Ella lo miró, perpleja. Había hecho virtualmente imposible que rechazase la invitación. Además, no tenía nada que hacer y era una preciosa tarde de septiembre. Podría ser muy agradable…

–Jack y Daisy, nuestros amigos, tienen que irse a Bruselas un día antes de lo que esperaban, así que Ella tiene que volver hoy a casa.

–Ah, bueno, en fin… si insistes.

–Muy bien –sonrió Max. Y el corazón de Candida dio un vuelco. Era un hombre guapísimo, pensó de nuevo. Aunque no debería pensar esas cosas.

Bajaron al garaje en el ascensor y, como era de esperar, Max tenía un Mercedes último modelo. Dejándose caer en el cómodo asiento de piel, Candida dejó escapar un suspiro, pensando en su viejo coche y en la factura que acababa de pagar por dos neumáticos nuevos. Se preguntaba cuánto costarían los neumáticos de aquel cochazo…

Mientras salían del edificio, con Max mirando a un lado y otro de la calle, se preguntó si estaba a punto de despertar de un sueño. Nunca había soñado conocer a aquel hombre y menos estar tan cerca de él. Tanto que se sentía extrañamente excitada. El ocasional roce de sus piernas le provocaba una especie de cosquilleo y, durante un momento increíble, Candida pensó que sus principios estaban a punto de desertarla. Y tuvo que hacer un esfuerzo para controlarse, atónita por esos segundos de intensidad erótica que la habían pillado desprevenida.

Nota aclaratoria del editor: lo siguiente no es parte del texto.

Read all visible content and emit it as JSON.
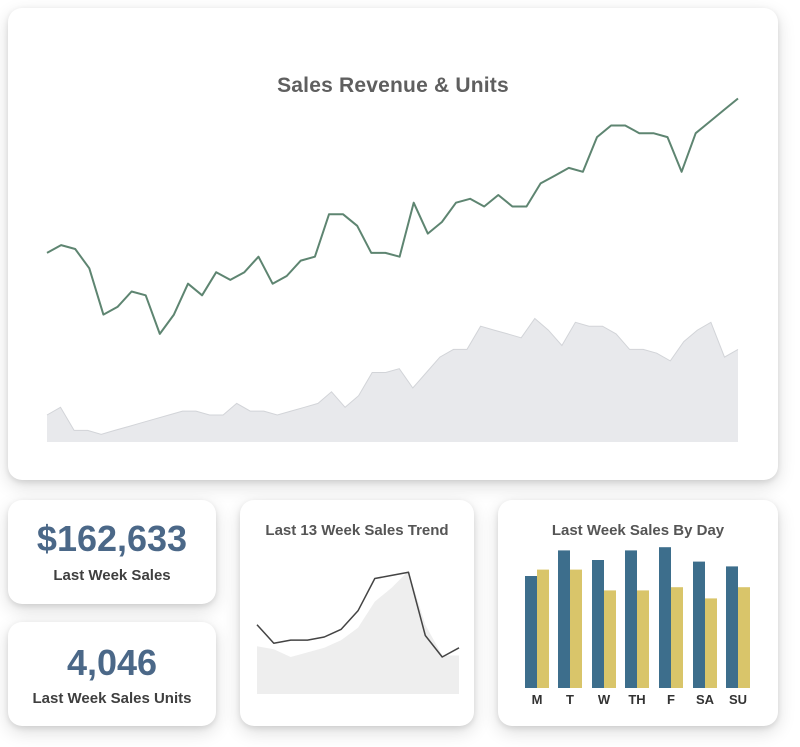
{
  "main": {
    "title": "Sales Revenue & Units"
  },
  "kpis": {
    "last_week_sales_value": "$162,633",
    "last_week_sales_label": "Last Week Sales",
    "last_week_units_value": "4,046",
    "last_week_units_label": "Last Week Sales Units"
  },
  "trend": {
    "title": "Last 13 Week Sales Trend"
  },
  "by_day": {
    "title": "Last Week Sales By Day"
  },
  "colors": {
    "revenue_line": "#5e8571",
    "units_area": "#e8e9ec",
    "units_area_stroke": "#d2d4d8",
    "trend_line": "#444444",
    "trend_area": "#eeeeee",
    "bar_blue": "#3d6e8c",
    "bar_gold": "#d9c56a",
    "kpi_value": "#4b6888"
  },
  "chart_data": [
    {
      "type": "line",
      "title": "Sales Revenue & Units",
      "ylim": [
        0,
        100
      ],
      "grid": false,
      "series": [
        {
          "values": [
            49,
            51,
            50,
            45,
            33,
            35,
            39,
            38,
            28,
            33,
            41,
            38,
            44,
            42,
            44,
            48,
            41,
            43,
            47,
            48,
            59,
            59,
            56,
            49,
            49,
            48,
            62,
            54,
            57,
            62,
            63,
            61,
            64,
            61,
            61,
            67,
            69,
            71,
            70,
            79,
            82,
            82,
            80,
            80,
            79,
            70,
            80,
            83,
            86,
            89
          ]
        },
        {
          "values": [
            7,
            9,
            3,
            3,
            2,
            3,
            4,
            5,
            6,
            7,
            8,
            8,
            7,
            7,
            10,
            8,
            8,
            7,
            8,
            9,
            10,
            13,
            9,
            12,
            18,
            18,
            19,
            14,
            18,
            22,
            24,
            24,
            30,
            29,
            28,
            27,
            32,
            29,
            25,
            31,
            30,
            30,
            28,
            24,
            24,
            23,
            21,
            26,
            29,
            31,
            22,
            24
          ]
        }
      ]
    },
    {
      "type": "area",
      "title": "Last 13 Week Sales Trend",
      "ylim": [
        0,
        100
      ],
      "grid": false,
      "series": [
        {
          "values": [
            45,
            33,
            35,
            35,
            37,
            42,
            54,
            75,
            77,
            79,
            38,
            24,
            30
          ]
        },
        {
          "values": [
            31,
            29,
            24,
            27,
            30,
            35,
            43,
            60,
            69,
            80,
            45,
            25,
            25
          ]
        }
      ]
    },
    {
      "type": "bar",
      "title": "Last Week Sales By Day",
      "categories": [
        "M",
        "T",
        "W",
        "TH",
        "F",
        "SA",
        "SU"
      ],
      "ylim": [
        0,
        100
      ],
      "grid": false,
      "series": [
        {
          "values": [
            70,
            86,
            80,
            86,
            88,
            79,
            76
          ]
        },
        {
          "values": [
            74,
            74,
            61,
            61,
            63,
            56,
            63
          ]
        }
      ]
    }
  ]
}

Pero una vez en la autopista, se encontró disfrutando del viaje, de estar con alguien diferente. Alguien muy diferente.

Max la miró.

–No te habrás dormido, ¿verdad?

Candida se dio cuenta de que no habían hablado en casi media hora. Pero viajar en aquel coche tan lujoso era como dejarse llevar por una brisa de verano y el silencio resultaba muy agradable.

–Imagino que Ella no conduce, ¿no?

Max la miró con una sonrisa burlona en los labios.

–Pues no, no conduce. Estoy convencido de que no sería capaz de aprobar el examen teórico. Probablemente, por los nervios. La verdad es que sería estupendo que pudiera conducir, pero así es la vida.

Poco después de las seis salieron de la autopista y tomaron un camino de tierra rodeado de verdes prados. Max se detuvo frente a una granja y, casi inmediatamente, un joven salió a recibirlos.

–Candida, te presento a Jack, que ha estado entreteniendo a Ella por mí durante unos días. Candida es la diseñadora de interiores que va a redecorarme el apartamento.

–Hola –la saludó Jack–. Siento no poder presentarte a mi mujer, pero ha tenido que salir un momento.

–¿Dónde está Ella? –preguntó Max.

–Donde está siempre a esta hora del día… tumbada en la cama –contestó su amigo, entrando en la casa–. ¡Ella! ¡Despierta, Max está aquí!

De repente, corriendo escaleras abajo, apareció un labrador negro que saltó a los brazos de Max y lo cubrió de besos caninos. Él acarició la cabezota del animal y miró a Candida, cuya expresión lo decía todo…

Aquel idiota… ¿cómo podía…? La había hecho pensar que Ella era su mujer. Evidentemente, era una constante fuente de entretenimiento para Max Seymour.

Al ver su expresión, Max soltó una carcajada.

–¿De qué te ríes? –preguntó Jack.

–Te lo contaré en otro momento –dijo él, dejando a la perra en el suelo–. Gracias por cuidar de mi chica. Ella te lo agradece y yo también. Pero tenemos que irnos.

–¿No queréis tomar una copa?

–No, Candida y yo tenemos una cita para cenar esta noche. Tenemos que hablar de negocios.

Ella subió de un salto al asiento trasero del Mercedes y movió la cola como diciendo: «Vamos, llévame a casa».

–Te presento a mi esp… –empezó a decir Max.

–¡Cállate! –lo interrumpió Candida–. Cállate, por favor.